Derbyshire-based auction house Hansons sold off the “almost complete” outfit on Tuesday with the boots and a black taffeta skirt smashing their guide prices to go for £4,000 each.
Another pair of boots sold for £2,000, two Victorian bodices worn by the monarch went for £4,000 and a pair of silk and wool cream stockings sold for £1,400.
A pair of Queen Victoria’s bloomers fetched £650, while a cream silk parasol completed the set by selling for £520 – bringing the total sale up to £16,570.
The whole set sold for a similar price to a pair of Queen Victoria’s bloomers, a chemise, and a nightdress sold by Hansons a decade ago.
Charles Hanson, owner of the auctioneers, said: “As an auctioneer it’s always wonderful to handle living history. In a turbulent world, we can look back at one of our greatest monarchs.
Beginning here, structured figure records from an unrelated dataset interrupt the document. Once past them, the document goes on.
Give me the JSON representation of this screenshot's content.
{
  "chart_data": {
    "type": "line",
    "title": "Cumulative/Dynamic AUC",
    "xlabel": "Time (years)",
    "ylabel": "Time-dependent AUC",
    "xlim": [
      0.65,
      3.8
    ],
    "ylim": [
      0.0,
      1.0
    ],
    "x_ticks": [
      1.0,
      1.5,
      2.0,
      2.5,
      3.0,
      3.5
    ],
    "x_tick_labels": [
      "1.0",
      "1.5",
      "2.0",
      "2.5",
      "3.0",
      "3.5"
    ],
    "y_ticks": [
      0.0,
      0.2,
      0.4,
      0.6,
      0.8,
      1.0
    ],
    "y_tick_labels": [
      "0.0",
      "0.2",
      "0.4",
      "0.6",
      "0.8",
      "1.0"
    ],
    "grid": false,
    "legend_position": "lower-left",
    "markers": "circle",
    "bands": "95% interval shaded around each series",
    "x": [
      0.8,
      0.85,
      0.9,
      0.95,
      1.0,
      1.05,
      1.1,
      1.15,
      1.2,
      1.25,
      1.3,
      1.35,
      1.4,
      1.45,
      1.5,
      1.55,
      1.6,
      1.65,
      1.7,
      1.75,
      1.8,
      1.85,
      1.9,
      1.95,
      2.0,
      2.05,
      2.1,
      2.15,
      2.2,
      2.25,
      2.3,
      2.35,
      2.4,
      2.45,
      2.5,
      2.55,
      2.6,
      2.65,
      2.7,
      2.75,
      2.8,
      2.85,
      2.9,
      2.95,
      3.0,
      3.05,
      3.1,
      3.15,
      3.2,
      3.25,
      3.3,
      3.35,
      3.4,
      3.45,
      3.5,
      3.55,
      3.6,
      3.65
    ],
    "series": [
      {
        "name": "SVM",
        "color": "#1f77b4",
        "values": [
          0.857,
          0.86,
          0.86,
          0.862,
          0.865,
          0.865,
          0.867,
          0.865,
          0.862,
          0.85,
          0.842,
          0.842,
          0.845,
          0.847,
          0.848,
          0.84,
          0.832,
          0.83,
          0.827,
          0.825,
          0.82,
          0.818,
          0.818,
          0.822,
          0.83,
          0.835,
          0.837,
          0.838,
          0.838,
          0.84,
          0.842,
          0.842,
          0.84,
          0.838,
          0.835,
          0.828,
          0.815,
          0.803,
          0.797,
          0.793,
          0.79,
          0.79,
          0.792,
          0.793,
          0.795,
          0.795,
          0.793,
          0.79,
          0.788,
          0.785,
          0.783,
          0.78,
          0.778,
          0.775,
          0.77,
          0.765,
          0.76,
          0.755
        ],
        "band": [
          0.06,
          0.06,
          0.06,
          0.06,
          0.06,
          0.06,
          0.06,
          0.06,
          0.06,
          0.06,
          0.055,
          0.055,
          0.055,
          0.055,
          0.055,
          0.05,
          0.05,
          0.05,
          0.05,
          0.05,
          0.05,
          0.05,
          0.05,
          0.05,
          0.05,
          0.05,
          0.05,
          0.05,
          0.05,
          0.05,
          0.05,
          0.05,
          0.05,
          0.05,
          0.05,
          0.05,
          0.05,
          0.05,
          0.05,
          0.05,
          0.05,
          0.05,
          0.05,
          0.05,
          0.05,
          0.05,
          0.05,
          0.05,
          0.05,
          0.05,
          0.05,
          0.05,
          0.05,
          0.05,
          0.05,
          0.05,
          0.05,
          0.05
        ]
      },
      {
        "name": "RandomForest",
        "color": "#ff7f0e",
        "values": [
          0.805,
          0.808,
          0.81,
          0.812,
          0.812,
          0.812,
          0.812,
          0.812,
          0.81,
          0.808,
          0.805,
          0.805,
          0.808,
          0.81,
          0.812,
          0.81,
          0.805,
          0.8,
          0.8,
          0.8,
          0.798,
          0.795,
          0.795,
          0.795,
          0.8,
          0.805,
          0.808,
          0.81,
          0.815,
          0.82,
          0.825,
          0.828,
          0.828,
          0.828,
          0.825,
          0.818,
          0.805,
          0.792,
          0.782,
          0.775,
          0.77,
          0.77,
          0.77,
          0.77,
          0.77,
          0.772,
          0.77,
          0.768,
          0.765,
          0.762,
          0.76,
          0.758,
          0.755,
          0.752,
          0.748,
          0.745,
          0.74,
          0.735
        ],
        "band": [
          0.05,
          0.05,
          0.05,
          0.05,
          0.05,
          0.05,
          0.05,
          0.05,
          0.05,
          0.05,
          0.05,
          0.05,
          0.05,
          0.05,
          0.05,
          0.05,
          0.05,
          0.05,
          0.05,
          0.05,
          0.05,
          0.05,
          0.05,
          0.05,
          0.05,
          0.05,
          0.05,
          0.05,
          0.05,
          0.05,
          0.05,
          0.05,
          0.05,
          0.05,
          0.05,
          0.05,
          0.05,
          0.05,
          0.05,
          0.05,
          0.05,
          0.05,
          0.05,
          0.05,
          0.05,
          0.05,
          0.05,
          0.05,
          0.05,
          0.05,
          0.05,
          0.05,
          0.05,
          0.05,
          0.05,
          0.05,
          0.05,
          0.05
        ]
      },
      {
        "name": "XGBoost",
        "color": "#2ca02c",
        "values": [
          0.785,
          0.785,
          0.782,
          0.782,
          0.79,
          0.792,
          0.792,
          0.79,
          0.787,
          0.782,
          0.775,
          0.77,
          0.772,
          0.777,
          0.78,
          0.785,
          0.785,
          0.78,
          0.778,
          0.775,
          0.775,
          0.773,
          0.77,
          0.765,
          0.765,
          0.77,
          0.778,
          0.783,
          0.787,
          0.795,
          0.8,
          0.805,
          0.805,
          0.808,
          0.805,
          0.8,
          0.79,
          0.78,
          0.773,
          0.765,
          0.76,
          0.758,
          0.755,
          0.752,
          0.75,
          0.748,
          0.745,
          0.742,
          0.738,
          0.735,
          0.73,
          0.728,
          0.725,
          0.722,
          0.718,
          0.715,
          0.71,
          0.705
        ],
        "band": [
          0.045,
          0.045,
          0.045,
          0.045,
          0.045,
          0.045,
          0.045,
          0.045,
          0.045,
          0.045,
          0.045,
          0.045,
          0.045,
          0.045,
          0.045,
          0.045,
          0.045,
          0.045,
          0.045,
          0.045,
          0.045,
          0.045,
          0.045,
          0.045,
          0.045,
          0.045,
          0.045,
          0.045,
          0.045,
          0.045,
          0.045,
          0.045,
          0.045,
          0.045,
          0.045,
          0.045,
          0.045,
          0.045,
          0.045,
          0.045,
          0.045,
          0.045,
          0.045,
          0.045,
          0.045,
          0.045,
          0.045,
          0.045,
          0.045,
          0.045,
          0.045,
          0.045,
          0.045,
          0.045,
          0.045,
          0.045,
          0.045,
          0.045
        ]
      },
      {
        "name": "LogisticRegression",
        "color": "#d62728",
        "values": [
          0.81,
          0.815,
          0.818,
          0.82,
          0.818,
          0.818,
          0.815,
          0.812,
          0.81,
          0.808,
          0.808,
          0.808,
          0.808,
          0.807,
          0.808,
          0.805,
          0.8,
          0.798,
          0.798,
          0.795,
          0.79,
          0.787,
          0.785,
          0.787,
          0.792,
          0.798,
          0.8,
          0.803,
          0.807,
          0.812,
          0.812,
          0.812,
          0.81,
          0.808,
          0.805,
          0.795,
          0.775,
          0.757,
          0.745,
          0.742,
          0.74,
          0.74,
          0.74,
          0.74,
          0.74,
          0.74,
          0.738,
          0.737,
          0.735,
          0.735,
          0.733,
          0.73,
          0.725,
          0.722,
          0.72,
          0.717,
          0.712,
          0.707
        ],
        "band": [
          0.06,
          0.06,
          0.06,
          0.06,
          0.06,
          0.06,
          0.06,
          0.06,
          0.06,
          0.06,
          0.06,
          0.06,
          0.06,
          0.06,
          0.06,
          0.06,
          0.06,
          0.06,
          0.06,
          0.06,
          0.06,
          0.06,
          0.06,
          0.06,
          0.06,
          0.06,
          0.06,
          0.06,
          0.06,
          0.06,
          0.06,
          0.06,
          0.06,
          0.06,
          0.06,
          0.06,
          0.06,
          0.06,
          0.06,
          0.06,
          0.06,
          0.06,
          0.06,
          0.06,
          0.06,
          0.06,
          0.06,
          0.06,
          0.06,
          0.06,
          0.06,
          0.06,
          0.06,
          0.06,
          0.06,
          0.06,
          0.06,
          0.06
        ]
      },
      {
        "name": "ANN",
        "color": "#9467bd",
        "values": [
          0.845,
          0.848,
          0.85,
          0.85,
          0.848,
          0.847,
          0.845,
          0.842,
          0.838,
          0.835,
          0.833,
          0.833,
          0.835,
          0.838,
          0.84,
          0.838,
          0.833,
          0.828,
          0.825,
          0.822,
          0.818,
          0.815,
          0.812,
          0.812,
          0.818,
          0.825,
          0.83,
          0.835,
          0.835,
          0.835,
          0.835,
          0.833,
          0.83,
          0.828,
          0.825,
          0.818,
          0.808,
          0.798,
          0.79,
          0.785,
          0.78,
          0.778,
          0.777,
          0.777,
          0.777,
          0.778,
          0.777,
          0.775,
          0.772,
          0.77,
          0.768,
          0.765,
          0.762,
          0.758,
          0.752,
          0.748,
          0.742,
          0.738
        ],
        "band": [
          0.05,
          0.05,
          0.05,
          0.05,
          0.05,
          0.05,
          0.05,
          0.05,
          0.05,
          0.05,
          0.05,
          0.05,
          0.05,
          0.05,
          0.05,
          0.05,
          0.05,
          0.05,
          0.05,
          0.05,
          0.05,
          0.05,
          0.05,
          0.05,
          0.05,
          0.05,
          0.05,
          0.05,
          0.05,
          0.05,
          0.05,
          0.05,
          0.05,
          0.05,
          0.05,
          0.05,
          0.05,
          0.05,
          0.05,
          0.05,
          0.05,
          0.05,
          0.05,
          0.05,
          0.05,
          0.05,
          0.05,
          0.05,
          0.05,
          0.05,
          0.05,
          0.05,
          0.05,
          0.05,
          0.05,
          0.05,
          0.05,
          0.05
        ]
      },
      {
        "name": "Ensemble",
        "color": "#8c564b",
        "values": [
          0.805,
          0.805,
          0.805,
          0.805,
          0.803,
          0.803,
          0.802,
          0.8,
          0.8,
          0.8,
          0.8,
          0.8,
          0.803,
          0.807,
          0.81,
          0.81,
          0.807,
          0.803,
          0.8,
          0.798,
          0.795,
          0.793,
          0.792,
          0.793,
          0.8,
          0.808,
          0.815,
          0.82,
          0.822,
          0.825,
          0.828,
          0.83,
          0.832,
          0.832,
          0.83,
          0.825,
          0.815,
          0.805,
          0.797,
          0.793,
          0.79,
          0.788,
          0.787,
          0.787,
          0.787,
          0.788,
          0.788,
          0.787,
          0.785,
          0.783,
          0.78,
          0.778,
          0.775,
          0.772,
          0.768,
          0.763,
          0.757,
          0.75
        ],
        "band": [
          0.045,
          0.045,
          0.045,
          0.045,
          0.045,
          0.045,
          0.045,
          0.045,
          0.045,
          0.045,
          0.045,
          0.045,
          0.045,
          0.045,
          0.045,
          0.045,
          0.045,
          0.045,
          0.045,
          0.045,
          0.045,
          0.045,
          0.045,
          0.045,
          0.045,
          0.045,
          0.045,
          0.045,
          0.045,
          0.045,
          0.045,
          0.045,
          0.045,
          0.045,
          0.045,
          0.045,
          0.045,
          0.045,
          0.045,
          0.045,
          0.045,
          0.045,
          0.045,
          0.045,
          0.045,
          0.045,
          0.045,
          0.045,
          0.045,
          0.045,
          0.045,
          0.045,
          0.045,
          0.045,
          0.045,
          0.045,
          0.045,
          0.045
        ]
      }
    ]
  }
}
“Victoria was queen from 1837 to 1901 and had a deep impact on her country. Her leather ankle boots show how dainty and narrow her feet were.
“They are around a size four and the design paved the way to the Chelsea boot. The makers, J Sparks-Hall of London, claimed she wore their boots daily.”
Speaking about the items before they went on sale, Mr Williams, an electrical engineer from Coltishall, near Norwich, said: “Queen Victoria’s clothing and boots are family heirlooms which were originally given to my great-great grandfather, Alexander Lamont Henderson.
“He worked as a royal photographer for Queen Victoria up to her death in 1901 and we think the clothes were probably given to him by servants in the royal household, perhaps in return for taking photographs of them.”
Mr Williams, 63, added: “We think Alexander caught Queen Victoria’s attention thanks to his experimental colour work with glass plate lantern slides and enamels.
“She commissioned several coloured enamel pictures. These included portraits of her husband Prince Albert and her Scottish attendant John Brown plus views of the Royal Mausoleum at Frogmore.
“When my great-great grandfather died in 1907, the clothing was passed down through the generations. It’s been kept in a wardrobe. I’m selling it now as I need to make some space.
“However, I’m not parting with Alexander’s glass plate negatives and enamel pictures which are of a very high quality. He was an extremely talented photographer.”